We offer four suggestions to support the design and implementation of the post-2020 global biodiversity framework.

  1. Determine prioritized national actions that help address the loss of nature and identify financial support to effectively implement them. National biodiversity plans are generally overambitious, lack prioritization, and do not include a clear financing strategy. Capacity must be built to help governments understand the contributions that nature makes to human well-being and the costs of effectively securing nature to maintain these benefits. It’s necessary to have a global pathway to ensure that resources are available. The UNDP Biodiversity Finance Initiative is having success in selected countries.  
  2. Increase access to data and indicators on nature as a critical step to halting biodiversity loss in the next decade. Despite the increasing availability of data on nature, many countries report difficulties in using it to make policy decisions. We must urgently support governments to establish nationally recognized baselines of biodiversity, against which strategies to protect, manage, and restore nature can be designed, implemented, and monitored. The Biodiversity Indicators Partnership and the UN Biodiversity Lab provide two useful tools.
  3. Heighten consideration of the values that nature provides to people, and the causes of nature’s destruction. Guided by spatial data, governments can identify areas that conserve critical biodiversity while also yielding carbon storage, food, fresh water, and reduced disaster risk. Consensus building exercises can help develop solutions that address nature loss. To help do so, we are working with select countries to identify Essential Life Support Areas.
  4. Develop integrated policies to support achievement of not only the UN Convention on Biodiversity, but also the other Rio Conventions and the 2030 Agenda for Sustainable Development. Few countries are integrating their nature, climate, and development agendas. There is considerable potential to align these national policies and to more effectively coordinate their implementation.

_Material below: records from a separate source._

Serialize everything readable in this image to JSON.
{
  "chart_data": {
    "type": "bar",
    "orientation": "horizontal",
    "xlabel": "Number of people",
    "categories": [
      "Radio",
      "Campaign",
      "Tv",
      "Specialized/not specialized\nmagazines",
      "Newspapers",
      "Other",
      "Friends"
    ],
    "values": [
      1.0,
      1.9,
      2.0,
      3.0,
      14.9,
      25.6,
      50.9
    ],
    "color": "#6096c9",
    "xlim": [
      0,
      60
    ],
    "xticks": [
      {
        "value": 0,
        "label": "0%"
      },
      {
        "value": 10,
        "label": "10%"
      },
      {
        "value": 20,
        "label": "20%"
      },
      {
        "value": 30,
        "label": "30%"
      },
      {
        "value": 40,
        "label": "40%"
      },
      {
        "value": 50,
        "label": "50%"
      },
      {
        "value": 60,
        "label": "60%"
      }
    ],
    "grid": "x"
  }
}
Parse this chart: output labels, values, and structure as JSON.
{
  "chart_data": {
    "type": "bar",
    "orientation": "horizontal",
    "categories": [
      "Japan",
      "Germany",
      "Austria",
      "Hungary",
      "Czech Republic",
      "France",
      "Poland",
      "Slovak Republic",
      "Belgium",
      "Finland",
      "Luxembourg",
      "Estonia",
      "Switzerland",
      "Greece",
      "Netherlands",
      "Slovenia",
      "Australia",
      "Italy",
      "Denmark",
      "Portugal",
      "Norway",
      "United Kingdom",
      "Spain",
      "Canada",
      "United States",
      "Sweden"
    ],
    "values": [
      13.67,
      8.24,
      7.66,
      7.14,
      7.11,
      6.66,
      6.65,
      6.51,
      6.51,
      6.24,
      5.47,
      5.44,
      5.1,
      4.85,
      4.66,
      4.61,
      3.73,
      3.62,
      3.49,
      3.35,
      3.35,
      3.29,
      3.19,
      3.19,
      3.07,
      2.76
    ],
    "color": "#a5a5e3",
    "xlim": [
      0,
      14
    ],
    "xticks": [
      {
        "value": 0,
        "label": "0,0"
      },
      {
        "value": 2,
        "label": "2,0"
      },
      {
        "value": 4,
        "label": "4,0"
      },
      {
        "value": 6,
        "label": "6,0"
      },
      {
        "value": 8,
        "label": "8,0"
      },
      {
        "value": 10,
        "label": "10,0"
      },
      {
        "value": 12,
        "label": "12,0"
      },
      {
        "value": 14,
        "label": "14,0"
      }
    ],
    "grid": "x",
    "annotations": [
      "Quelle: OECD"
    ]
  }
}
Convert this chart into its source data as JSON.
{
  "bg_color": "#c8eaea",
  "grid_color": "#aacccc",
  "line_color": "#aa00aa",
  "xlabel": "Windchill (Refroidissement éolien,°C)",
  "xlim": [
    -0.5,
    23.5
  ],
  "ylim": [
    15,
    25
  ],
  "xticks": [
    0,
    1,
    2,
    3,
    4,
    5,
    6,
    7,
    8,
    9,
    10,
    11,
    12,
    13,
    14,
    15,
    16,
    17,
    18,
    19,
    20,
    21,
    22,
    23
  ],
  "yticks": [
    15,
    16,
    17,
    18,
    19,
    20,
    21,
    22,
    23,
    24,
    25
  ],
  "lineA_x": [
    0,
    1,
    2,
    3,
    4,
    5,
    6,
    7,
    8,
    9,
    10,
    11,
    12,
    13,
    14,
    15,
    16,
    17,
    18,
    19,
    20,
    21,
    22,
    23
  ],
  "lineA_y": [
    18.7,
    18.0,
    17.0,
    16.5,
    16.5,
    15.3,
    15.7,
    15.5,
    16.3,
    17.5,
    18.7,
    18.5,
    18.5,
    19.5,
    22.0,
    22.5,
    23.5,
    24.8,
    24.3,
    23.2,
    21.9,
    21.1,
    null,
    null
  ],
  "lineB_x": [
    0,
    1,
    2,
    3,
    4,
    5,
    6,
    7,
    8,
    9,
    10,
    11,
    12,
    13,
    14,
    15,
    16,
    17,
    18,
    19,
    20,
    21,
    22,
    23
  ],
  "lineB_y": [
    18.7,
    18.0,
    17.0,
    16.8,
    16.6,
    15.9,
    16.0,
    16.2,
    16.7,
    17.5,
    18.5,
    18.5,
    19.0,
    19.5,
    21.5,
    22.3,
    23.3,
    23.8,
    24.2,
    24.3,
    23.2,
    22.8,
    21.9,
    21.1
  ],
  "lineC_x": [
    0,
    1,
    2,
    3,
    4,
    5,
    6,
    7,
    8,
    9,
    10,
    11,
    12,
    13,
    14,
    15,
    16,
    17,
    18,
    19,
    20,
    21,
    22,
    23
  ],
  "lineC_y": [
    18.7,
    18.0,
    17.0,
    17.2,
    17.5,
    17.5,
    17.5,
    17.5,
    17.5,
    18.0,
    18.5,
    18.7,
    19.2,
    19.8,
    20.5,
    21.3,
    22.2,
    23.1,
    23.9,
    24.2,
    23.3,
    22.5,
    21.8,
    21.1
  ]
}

Our full list of recommendations can be found here. Addressing them will be key to delivering on the recent commitments by nations to halt or reverse biodiversity loss, while also helping to resolve related climate and public health crises. The technical meetings are the first of several events leading up to the rescheduled UN Biodiversity Conference. During them, we will be working alongside nations to shape new global targets for nature, to ensure they can be effectively implemented, and to campaign for protecting the planet we call home.